Shout out, praise hands and a shipment of chocolate to all the lay leaders in all ministry settings who were compassionate with each other and their clergy, who grieved what we all had to suspend without acting out about it, who served on COVID-safety task forces and tech teams and offered their time and expertise to church when their own lives were exceedingly stressful and who took the many frustrations we all experienced as we coped with this strange and scary territory in stride. God bless all of them.

THAT SAID, let us discuss masks!

I am so grateful to be back in the sanctuary with my congregation, and although I did manage to learn a lot of video editing and online skills in 2020, leading worship on Zoom was a creative and psychic drain unlike anything else I have ever experienced in this work. I have certainly had seasons when it was a particular struggle to stay connected to the soul or to feel and articulate the living God, but there has not been anything remotely close to the demands of maintaining a preaching ministry online during a pandemic.

So I am just incredibly glad to be with the congregation even in masks, and even with all the protocols in place that are keeping us safer while denying us cherished fellowship traditions.

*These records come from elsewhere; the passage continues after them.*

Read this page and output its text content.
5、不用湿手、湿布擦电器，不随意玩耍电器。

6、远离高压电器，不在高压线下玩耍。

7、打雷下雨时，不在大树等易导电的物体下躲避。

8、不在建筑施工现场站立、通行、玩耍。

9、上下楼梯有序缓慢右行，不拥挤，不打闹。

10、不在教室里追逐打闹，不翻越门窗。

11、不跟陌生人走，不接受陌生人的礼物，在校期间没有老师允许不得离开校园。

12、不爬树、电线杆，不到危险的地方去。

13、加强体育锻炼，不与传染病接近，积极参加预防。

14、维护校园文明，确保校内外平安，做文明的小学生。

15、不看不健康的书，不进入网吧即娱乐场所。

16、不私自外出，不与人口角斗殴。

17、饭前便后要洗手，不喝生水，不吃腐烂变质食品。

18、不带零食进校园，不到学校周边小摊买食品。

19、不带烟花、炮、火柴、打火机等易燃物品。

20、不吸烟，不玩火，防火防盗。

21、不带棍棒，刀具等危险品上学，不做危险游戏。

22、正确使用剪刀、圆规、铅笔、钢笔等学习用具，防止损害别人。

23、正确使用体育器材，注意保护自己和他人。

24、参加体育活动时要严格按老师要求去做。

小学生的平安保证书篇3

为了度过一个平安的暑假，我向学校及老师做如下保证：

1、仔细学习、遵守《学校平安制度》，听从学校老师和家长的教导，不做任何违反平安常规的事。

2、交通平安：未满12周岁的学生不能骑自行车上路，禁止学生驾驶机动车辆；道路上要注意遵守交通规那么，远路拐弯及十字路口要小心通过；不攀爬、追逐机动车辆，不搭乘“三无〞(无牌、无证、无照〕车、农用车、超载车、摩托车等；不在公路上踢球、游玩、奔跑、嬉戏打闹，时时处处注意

I assume these measures are temporary and I will gladly endure them rather than live in isolation trying desperately to connect with people over Zoom.

I get tested weekly and am of COURSE vaccinated. Our first week back, I did not remove my mask. Let’s take a look. Click to enlarge

Nice satin pink, cone shape didn’t rest on my face but it was actually much hotter than a surgical mask and I had to really project the whole service. Overall, though, workable. Then the choir and the congregation encouraged me to remove the mask when I speak. I wear an ear-worn microphone so I had that, and the mask ear loops and occasional use of reading glasses to deal with. I decided not to remove the mask entirely but to pull it under my chin. The result is definitely an “Oh honey, no” look. Is that a FEED BAG?

Click to enlarge

So this doesn’t work, and the only solution is going to have to be to remove the whole thing for the sermon. I don’t mind the chinstrap silliness for some of the service but I think it’s distracting enough to need a fix for the sermon. I have heard of preachers letting the mask dangle off of one ear but that doesn’t seem like a good idea and also possibly a fire hazard.

What are you all doing with your masks?